Death Valley National Park may have just reached the hottest temperature on the planet Sunday. What could be the highest temperature ever reliably recorded on Earth - 130F is being verified by the National Weather Service.
In 1913 Death Valley reached an all-time high of 134 degrees, but some meteorologists raise questions to the accuracy of the measuring tools at the time. More recently in 2013 Death Valley reliably reached 129.2F making it the hottest place on earth.
While that heat doesn’t compare to what we are seeing in Jacksonville. Florida is still on pace maintaining its warmest year on record.
So far, the state is experiencing the hottest average temperatures since records began in 1895.
The streak of heat has placed the state’s average temperature ranking at the highest since 2015, according to data retrieved on Aug. 17 from the Statewide Time Series, Climate at a Glance.
Recent average temperatures in June and July have not been the hottest but rank the 8th warmest during the two month period.
Summer in North Florida has not been as hot as the central and southern half of the state. In fact, Jacksonville’s monthly average in June and July were slightly below normal, but August is trending higher.
It would take a significant cool snap to erase the average pace of heat across the state since it has been so deep-rooted over the past several months.
The first six months of 2020 began with the hottest stretch of average temperatures on record in Florida.
Cities like Fort Myers, Miami, Orlando and West Palm Beach set the pace for record temps through June based on data from the Southeast Regional Climate Center.
Jacksonville barely had a winter season with several back-to-back months warmer than average from December through the end of the season.

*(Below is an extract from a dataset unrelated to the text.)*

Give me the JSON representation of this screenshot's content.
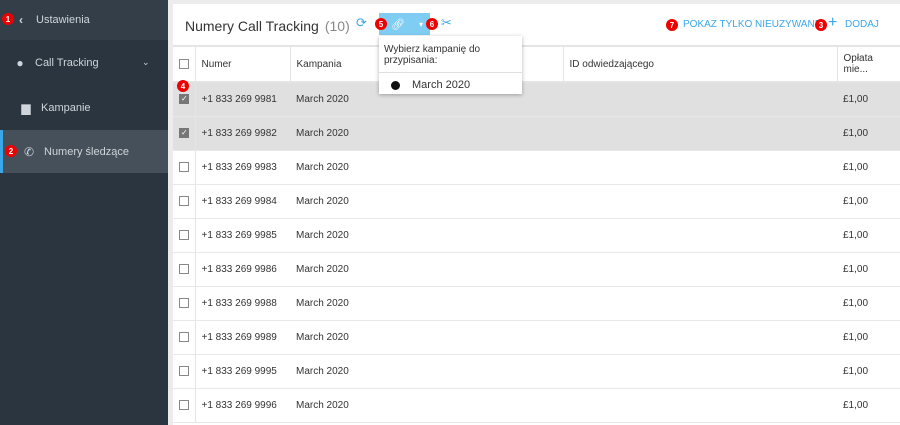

South Florida bore the brunt of the excessive heat during the spring and start of summer, helping to drive the state to its highest level on record.
NOAA National Centers for Environmental information records show the heat streak continues the record warm ranking for the state that began in 2019 and say temperatures in Florida have increased about 1°F since the beginning of the 20th century.
While there has been a lack of general daytime warming, the frequency of very warm nights (minimum temperature above 75°F) has risen dramatically in the last two decades.
The number of very warm nights during the first part of the 21st century has nearly doubled when compared to the occurrence of very warm nights in the mid-20th century (1930–1954).